Restricted mouth opening in systemic sclerosis, resulting from facial and mucosal fibrosis, may compromise oral access which limits mouth opening in 70% of these patients  and prevents adequate self-care. Hand and joint function may decline over time mainly because of skin tightening, rather than arthropathy, which may have a negative impact on daily activities, including maintenance of adequate oral care. In conjunction with other changes such as xerostomia this will increase the caries risk of this cohort. These factors highlight the need for these patients to have regular dental follow-ups, with appropriate preventive measures [8-12].
Periodontal disease can also be a problem for patients with scleroderma. This is unlikely to be solely related to difficulty in performing oral hygiene. Microvasculopathy is a feature of systemic sclerosis , which has been reported in biopsy specimens of thickened periodontal ligament membranes. Reduced vascularity with resulting tissue ischemia may explain the increased susceptibility to periodontal disease, and thus the increased prevalence of loose or mobile teeth in these patients. Furthermore, collagen changes of the oral mucous membranes result in the thin, pale and tight appearance and loss of vascular integrity. This also contributes to gingival recession and stripping of the attached gingiva.

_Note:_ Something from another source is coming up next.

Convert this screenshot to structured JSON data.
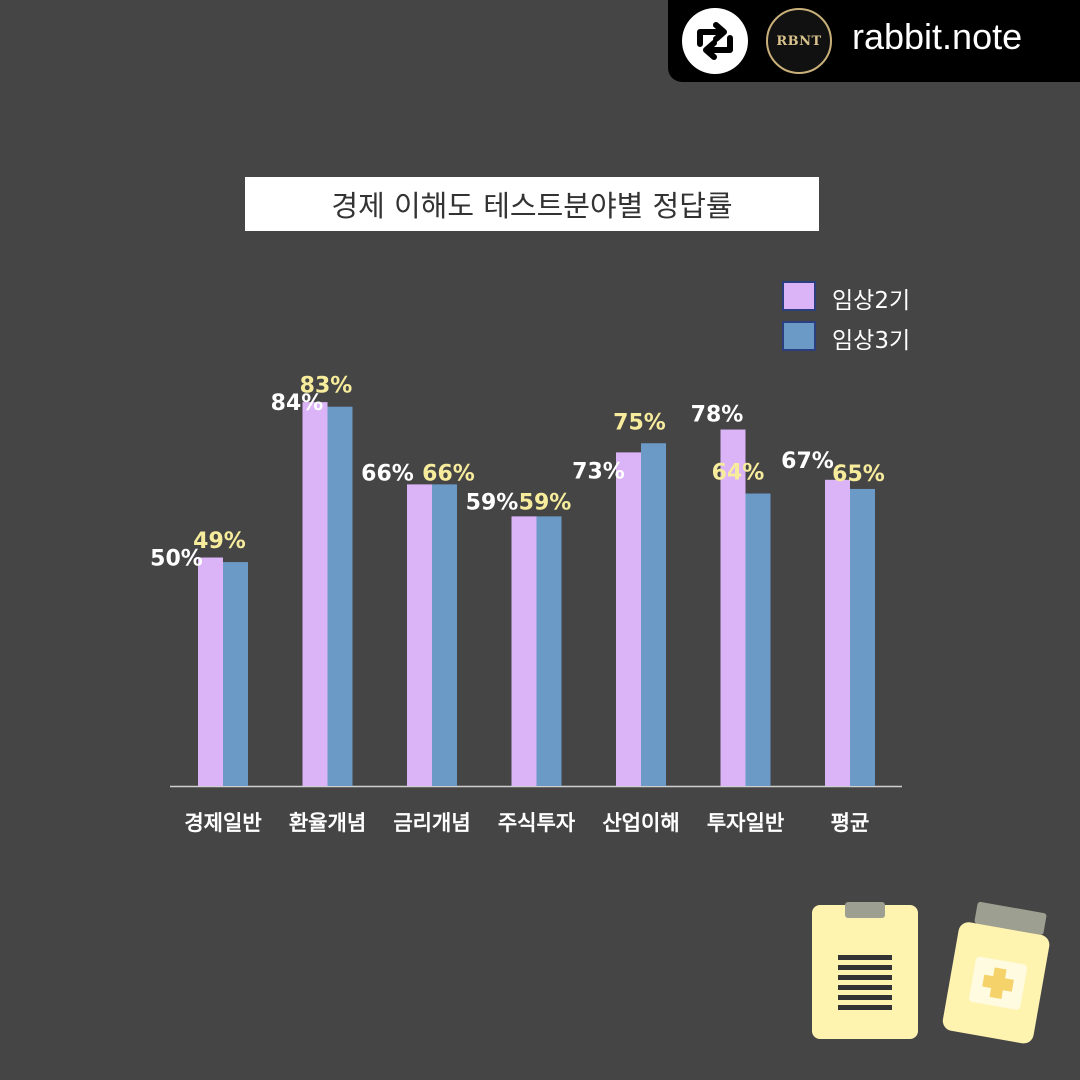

Patients with scleroderma exhibit decreased lacrimal and salivary secretion rates, which could be due to fibrosis of the glandular tissues or to secondary Sjogren's syndrome. Sicca syndrome in scleroderma is probably a complication of the fibrotic process around capillaries and excretory ducts , Capillary wall sclerosis could induce functional abnormalities by reducing vascular permeability, and periductal fibrosis that interferes with salivary excretion .
Survival rates for patients with scleroderma mainly depend on the subtype of the disease with pulmonary hypertension and scleroderma renal crisis important prognostic predictors. Limited cutaneous SS has a better prognosis with a 10-year survival rate of 71% compared to diffuse cutaneous SS at 21%.
Patients with scleroderma present with a wide range of oral manifestations. This is due to the unique manifestations involving the oral soft tissues and resulting in restricted mouth opening, xerostomia, erosion of teeth, and periodontal disease. Routine dental procedures may require creative modifications as occurred in the construction of an intraoral splint for this patient. Early intervention is important given the progressive sclerosis that occurs in many patients and hence dental management requires a multidisciplinary approach.